De financiële ruimte die gemeenten in Gelderland hebben loopt snel achteruit. Vanuit het Interbestuurlijk Toezicht (IBT) is bekend dat in 2019 drie gemeenten met een onvoldoende beoordeeld zijn en 32 gemeenten als matig. In 2018 waren dit nog respectievelijk 2 en 21 gemeenten.
Sinds 2015 zijn de jeugdzorg en huishoudelijke hulp (Wmo) van het Rijk overgeheveld naar gemeenten. Daarnaast werd een nieuwe wet ingevoerd om mensen met een beperking of uitkering aan de slag te krijgen. Het geld voor deze veranderingen blijkt niet genoeg. Daar komt bij dat het kabinet steeds met nieuwe spelregels komt. Zo is dit jaar een Wmo-abonnementstarief ingevoerd. Gebruikers van extra hulp betalen een kleine eigen bijdrage, terwijl de rest door gemeenten betaald moet worden. De financiële gevolgen van de coronacrisis zijn daar nu bijgekomen. Ook verwacht het Rijk dat gemeenten financieel meedoen aan de energietransitie: de overgang van vervuilende brandstoffen naar schonere alternatieven.

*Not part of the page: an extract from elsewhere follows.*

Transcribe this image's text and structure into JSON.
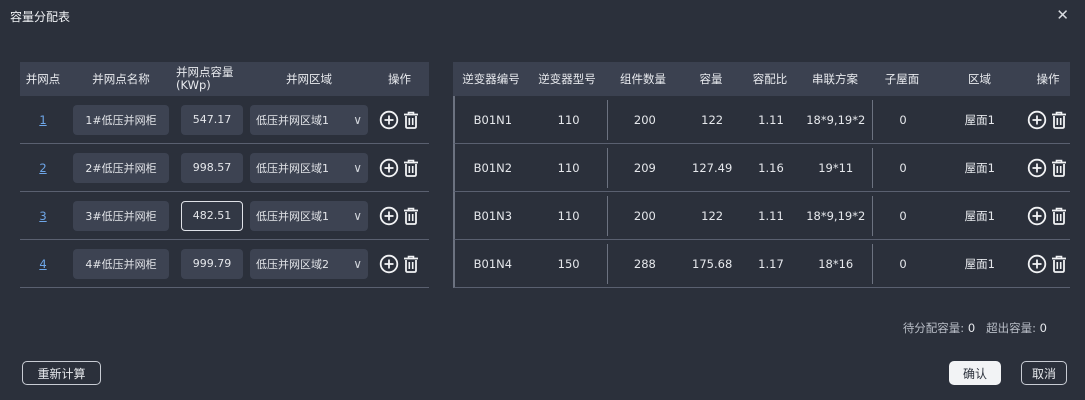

“Het is zorgelijk”, zegt Statenlid Mehmet Sahan. “In Didam gaat het zwembad dicht. In de gemeente Renkum valt de coalitie, omdat ze eigenlijk geen fulltime wethouder kunnen betalen. De cijfers die we gepresenteerd krijgen zijn grotendeels nog steeds zwart, maar het gaat allemaal ten koste van het opzetten van nieuwe plannen en het overeind houden van bestaande voorzieningen. De PvdA wil dat de provincie deze discussie goed voert met het Rijk.”
“In Didam gaat het zwembad dicht. In de gemeente Renkum valt de coalitie, omdat ze eigenlijk geen fulltime wethouder kunnen betalen.”
Gemeenten kunnen in financiële problemen komen zonder dat ze daar zelf op kunnen sturen. Het gevolg is dat gemeenten harde keuzes moeten maken die ten koste gaan van de leefbaarheid van wijken, dorpen en steden, zoals het sluiten van dorpsvoorzieningen. “En juist dat maakt het zo lastig”, stelt de Zutphense wethouder Annelies de Jonge. “Gemeenten zouden juist de ruimte moeten hebben om te investeren in leefbaarheid en sociale infrastructuur. Juist om ervoor te zorgen dat de druk op het sociaal domein afneemt.” Dat is iets wat we volgens De Jonge allemaal willen, “In plaats daarvan worden gemeenten, soms al voor het vijfde jaar achtereen, gedwongen te bezuinigen op speeltuinen, onderhoud van wegen, buurthuizen, armoedebestrijding et cetera en gaat de onroerendzaakbelasting weer omhoog. En dat terwijl de oplossing zo gemakkelijk is.”
“Gemeenten zouden juist de ruimte moeten hebben om te investeren in leefbaarheid en sociale infrastructuur.”
Het Rijk heeft 777 miljoen euro beschikbaar gesteld als compensatie voor de maatregelen omtrent COVID-19. Dit is geen oplossing voor de structurele tekorten die er bij gemeenten zijn, veelal als gevolg van de decentralisaties. Om een betere discussie over de financiering van gemeenten te kunnen voeren is onderzoek noodzakelijk.
De vragen:
- Is de gedeputeerde het met de PvdA eens dat de financiële situatie van gemeenten snel achteruit gaat en dat de maatregelen rond COVID-19 dit nog zullen versterken?
- Is de gedeputeerde het met de PvdA eens dat de gemeenten steeds minder financiële ruimte hebben voor eigen plannen?
- Is de gedeputeerde het met de PvdA eens dat het bevriezen van de opschalingskorting moet worden gezien als een eerste stap naar toereikende bekostiging en dat deze toevoeging aan het Gemeentefonds niet kan worden gezien als coronacompensatie?
- Wil de gedeputeerde, in navolging van de provincie Zuid-Holland, een onderzoek uitvoeren naar de financiën bij gemeenten in Gelderland en hoeveel ruimte ze nog hebben voor het zelfstandig maken van plannen en hoeveel geld zij hieraan kunnen uitgeven?